My eyes met Luwanda’s. She blinked quickly to disperse gathering tears. My assistant looked tired and frightened, like many other people in the company who depended on their paychecks to support their families. Though Luwanda was married, her household relied on her income as well as her husband’s. Her young twin boys had started school a couple of years before and remained in after-care until their father picked them up at the end of the day. When Luwanda worked late; her husband prepared dinner, bathed them, and put them to bed before their mother returned home.
Luwanda was the quintessential working mom, the woman who supposedly had it all: marriage, children and career. Yet she looked exhausted and depressed. Luwanda was a consummate professional; her feelings did not surface during focus group interviews, and only rarely in the office. I thought about Luwanda often when I was alone in my apartment pigging out or cruising the mall for something to buy. She was a wonderful person; kind, gentle, caring, and a loving mother. We became quite friendly, often eating lunch together on a bench outside or in the cafeteria during bad weather. I became a sounding board for Luwanda’s concerns, not just about losing her job, but about missing out on the youth of her children. She feared coming home one evening to find her boys gone; grown with families of their own.
Although Luwanda drew a healthy salary, she wanted nothing more than to stay home with her children. She originally planned to be a school psychologist and held a primary school teaching credential. On a whim, as a graduating college senior, she signed up for an on-campus interview with Contessa Cosmetics.
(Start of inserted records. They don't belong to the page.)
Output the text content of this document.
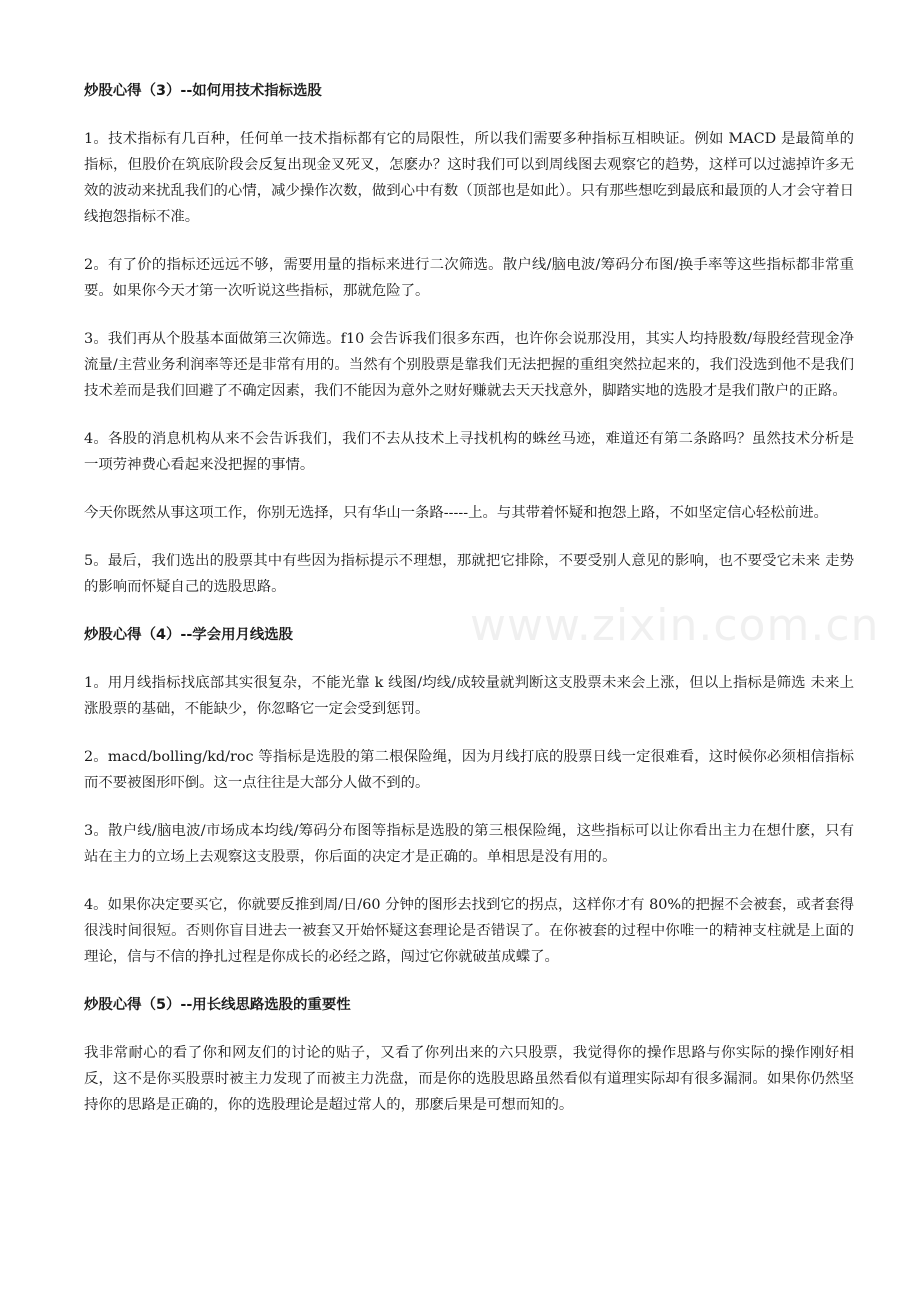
炒股心得（3）--如何用技术指标选股

1。技术指标有几百种，任何单一技术指标都有它的局限性，所以我们需要多种指标互相映证。例如 MACD 是最简单的指标，但股价在筑底阶段会反复出现金叉死叉，怎麽办？这时我们可以到周线图去观察它的趋势，这样可以过滤掉许多无效的波动来扰乱我们的心情，减少操作次数，做到心中有数（顶部也是如此）。只有那些想吃到最底和最顶的人才会守着日线抱怨指标不准。

2。有了价的指标还远远不够，需要用量的指标来进行二次筛选。散户线/脑电波/筹码分布图/换手率等这些指标都非常重要。如果你今天才第一次听说这些指标，那就危险了。

3。我们再从个股基本面做第三次筛选。f10 会告诉我们很多东西，也许你会说那没用，其实人均持股数/每股经营现金净流量/主营业务利润率等还是非常有用的。当然有个别股票是靠我们无法把握的重组突然拉起来的，我们没选到他不是我们技术差而是我们回避了不确定因素，我们不能因为意外之财好赚就去天天找意外，脚踏实地的选股才是我们散户的正路。

4。各股的消息机构从来不会告诉我们，我们不去从技术上寻找机构的蛛丝马迹，难道还有第二条路吗？虽然技术分析是一项劳神费心看起来没把握的事情。

今天你既然从事这项工作，你别无选择，只有华山一条路-----上。与其带着怀疑和抱怨上路，不如坚定信心轻松前进。

5。最后，我们选出的股票其中有些因为指标提示不理想，那就把它排除，不要受别人意见的影响，也不要受它未来 走势的影响而怀疑自己的选股思路。

炒股心得（4）--学会用月线选股

1。用月线指标找底部其实很复杂，不能光靠 k 线图/均线/成较量就判断这支股票未来会上涨，但以上指标是筛选 未来上涨股票的基础，不能缺少，你忽略它一定会受到惩罚。

2。macd/bolling/kd/roc 等指标是选股的第二根保险绳，因为月线打底的股票日线一定很难看，这时候你必须相信指标而不要被图形吓倒。这一点往往是大部分人做不到的。

3。散户线/脑电波/市场成本均线/筹码分布图等指标是选股的第三根保险绳，这些指标可以让你看出主力在想什麽，只有站在主力的立场上去观察这支股票，你后面的决定才是正确的。单相思是没有用的。

4。如果你决定要买它，你就要反推到周/日/60 分钟的图形去找到它的拐点，这样你才有 80%的把握不会被套，或者套得很浅时间很短。否则你盲目进去一被套又开始怀疑这套理论是否错误了。在你被套的过程中你唯一的精神支柱就是上面的理论，信与不信的挣扎过程是你成长的必经之路，闯过它你就破茧成蝶了。

炒股心得（5）--用长线思路选股的重要性

我非常耐心的看了你和网友们的讨论的贴子，又看了你列出来的六只股票，我觉得你的操作思路与你实际的操作刚好相反，这不是你买股票时被主力发现了而被主力洗盘，而是你的选股思路虽然看似有道理实际却有很多漏洞。如果你仍然坚持你的思路是正确的，你的选股理论是超过常人的，那麽后果是可想而知的。

www.zixin.com.cn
That interview led to her employment with the company, earning almost double what she could have expected as a beginning teacher.
My assistant popped her head into my cubicle and presented me with a hand-drawn map. “Here are the directions to the rink I was telling you about. I take my kids on Mondays, but they have freestyle Tuesday and Thursday nights. Give it a try.” Luwanda smiled, as she so often did, and disappeared again, back to her duties.
Talbert left me alone in my brand new, nearly vacant apartment. I had managed to buy or acquire minimal furnishings to interrupt the emptiness of the little one bedroom suite. While I wished Talbert to stay and see me off on my first day of real world work and to greet me when I returned home, hopefully happy, he declared that I had to experience this alone, as I would now have to live by myself on a daily basis. This realization made me tremble with uncertainty. I had never really been alone before. Even when I ventured across country to Virginia, a roommate awaited my arrival, however unpleasant she ultimately became. Now I was alone in a sparse apartment without a friend for hundreds of miles. I was very eager to get on with it and establish myself in this place, if only for a while.